Concernant l’organisation formelle du travail et l’aménagement de
l’open space en lui-même, nous avons constaté dans ces
entreprises des éléments communs et préconisons de réfléchir à
« l’anti hall de gare » avec :
- un fractionnement de l’espace en sous-espaces respectant l’organisation du travail et la cohérence des équipes ainsi que leurs identités ;
- la possibilité de donner des points de repère aux équipes dans ces sous-espaces, qui permettent une appropriation collective ;
- l’attention portée aux éléments d’atmosphère tels que le bruit, les couleurs, la lumière ;
- l’appropriation et la possibilité de personnalisation par l’individu de son espace, qui sera différent de celui de son voisin, ce qui lui donne un souffle de liberté indispensable.
L’aménagement des bureaux, c’est aussi réfléchir en
termes d’organisation du travail ?
Bien sûr, par exemple dans les open space intelligents, nous
recommandons l’aménagement d’espace satellites pour tenir compte
des différentes modalités d’exercice du travail. Ainsi, le
salarié travaillant en open space doit aussi avoir la possibilité
de s’isoler seul ou à plusieurs à tout moment et en toute
confidentialité, d’où la nécessité de prévoir de petites salles
ou boxes de réunion en libre accès qui vont cohabiter avec des
salles de réunions plus formelles et mieux équipées, pour les
réunions planifiées.
Concernant l’organisation informelle du travail, on assiste dans
les entreprises à la réhabilitation des cafétérias qui
redeviennent des lieux d’échanges et de lien social.

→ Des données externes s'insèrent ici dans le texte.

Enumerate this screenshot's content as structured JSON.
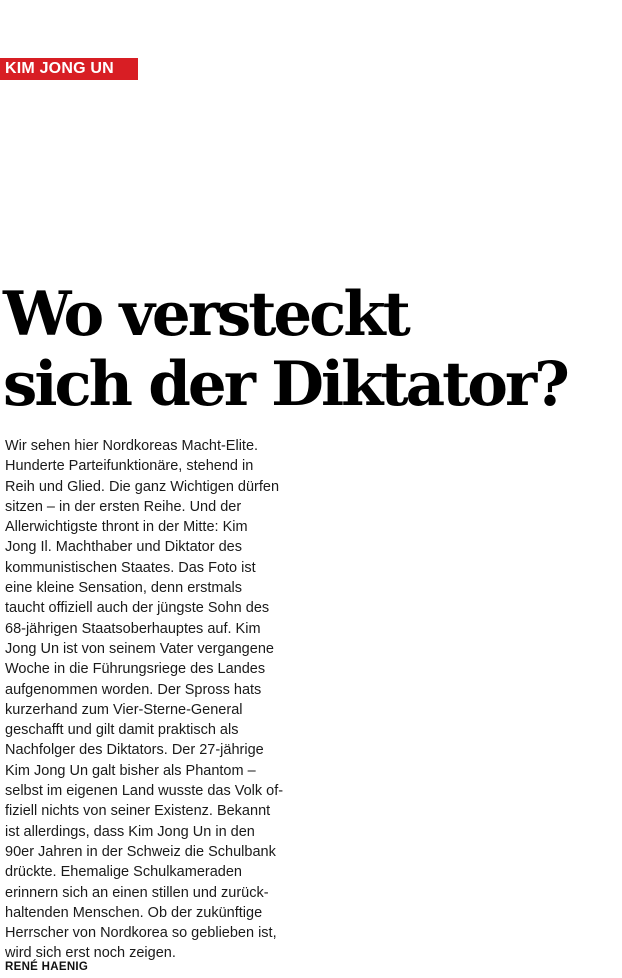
{
  "article": {
    "kicker": "KIM JONG UN",
    "accent_color": "#d81e24",
    "headline_lines": [
      "Wo versteckt",
      "sich der Diktator?"
    ],
    "body_lines": [
      "Wir sehen hier Nordkoreas Macht-Elite.",
      "Hunderte Parteifunktionäre, stehend in",
      "Reih und Glied. Die ganz Wichtigen dürfen",
      "sitzen – in der ersten Reihe. Und der",
      "Allerwichtigste thront in der Mitte: Kim",
      "Jong Il. Machthaber und Diktator des",
      "kommunistischen Staates. Das Foto ist",
      "eine kleine Sensation, denn erstmals",
      "taucht offiziell auch der jüngste Sohn des",
      "68-jährigen Staatsoberhauptes auf. Kim",
      "Jong Un ist von seinem Vater vergangene",
      "Woche in die Führungsriege des Landes",
      "aufgenommen worden. Der Spross hats",
      "kurzerhand zum Vier-Sterne-General",
      "geschafft und gilt damit praktisch als",
      "Nachfolger des Diktators.  Der 27-jährige",
      "Kim Jong Un galt bisher als Phantom –",
      "selbst im eigenen Land wusste das Volk of-",
      "fiziell nichts von seiner Existenz. Bekannt",
      "ist allerdings, dass Kim Jong Un in den",
      "90er Jahren in der Schweiz die Schulbank",
      "drückte. Ehemalige Schulkameraden",
      "erinnern sich an einen stillen und zurück-",
      "haltenden Menschen. Ob der zukünftige",
      "Herrscher von Nordkorea so geblieben ist,",
      "wird sich erst noch zeigen."
    ],
    "byline": "RENÉ HAENIG"
  }
}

Les entreprises les plus avancées dans ce processus créent même
des espaces de rencontres avec des logiques d’agora en place de
village ou campus.
Dans ces initiatives, on retrouve l’idée que, pour favoriser les
coopérations voire les mutualisations de connaissances, il faut
redonner de l’autonomie et de la liberté au salarié. Le constat
s’impose que cela impacte positivement sur son efficacité, dans
la mesure où il a les compétences voulues et que cela correspond
à ses aspirations réelles.
Quel impact sur la conduite des projets
immobiliers ?
Effectivement, les enseignements de cette étude nous conduisent à
nous interroger sur la gestion de projet immobilier : qui va
en être le chef de projet ? Quelles vont être les parties
prenantes, au-delà des directions immobilières agissant sous
la surveillance étroite des directions financières : les
directions des ressources humaines, les représentants syndicaux
et les CHSCT, les directions opérationnelles concernées, des
consultants en ergonomie, les salariés eux-mêmes...? Projet
participatif, jusqu’où ? Et après, comment effectuer le
suivi et vérifier l’appropriation d’un nouveau lieu de travail
par les équipes ? Se remettre en question et apporter des
améliorations ?
Il y a là bien des questions que toute entreprise qui envisage de
construire ou de réaménager des bureaux devra se poser.